Monday, May 23, 2011

Hello chickadees,

I've been very busy organizing things for Gigantic Sequins. Not only are our submissions open again, but we're about to be releasing issue 2.2, and we are in the middle of our summer lovin' raffle. The cherry on top is that I'll be hosting a Gigantic Sequins reading on Wednesday, June 22, featuring contributing poets Jim Daniels (2.2) and Elizabeth Hoover (2.1). I can't say how much it means to have both of these poets on one bill. You will have to come to the reading to hear me attempt to say why.

Starting next Friday, my older sister Anna and I will be driving to Pittsburgh, Pennsylvania (our hometown), but first stopping in Rudy, Arkansas, to stay at her mother's farm.
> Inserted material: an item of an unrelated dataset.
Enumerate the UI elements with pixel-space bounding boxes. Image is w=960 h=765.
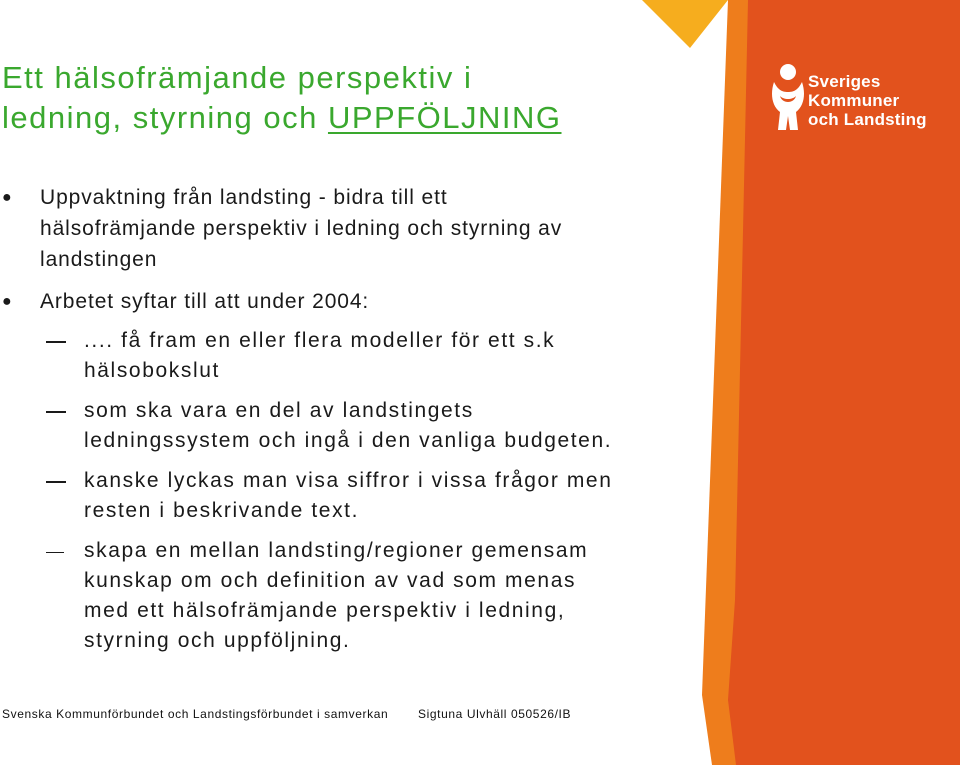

When I was last there in August, I caught a kitten, and the peacocks were just skinny little slips of bird. There were hummingbirds at the feeder, and Pat's old dogs mumbling around the periphery of the house. Every time I get to visit Rudy, I think again about somehow, one day, having a house out in the country, where a train whistles at the edge of the property, the creek runs through it, and at night, the house becomes it's own private lantern in a world darkwashed. Anna and I have never been on a road trip together. It should be beautiful, as long as the Mississippi holds. And if not, well, we will have a great adventure. Babycat is coming along. I have purchased a black leash for her, and a black collar (being an indoor cat now, she never wears on) with a black bell, and a tiny gingham bow. I didn't have a choice about the bow, and she doesn't seem to be bothered. I'm amused at the idea of her prancing through the tall grass at the farm, alongside the sheep, with her tiny gingham bow. At least it matches her - black & white.

"A poem is not a report on an experience. A poem can't really be "about" drug use or recovery; it has to create an experience in language, and then to reach inside that language in the direction of making meaning. If a poem merely tells us a story -- well, is it a poem at all?" --- A very interesting blog post by Mark Doty today, partially on assumption.

I turned 28 last week, and the only present I received was a book of Rilke's poetry, with certain poems marked by the giver. It was exactly what I needed.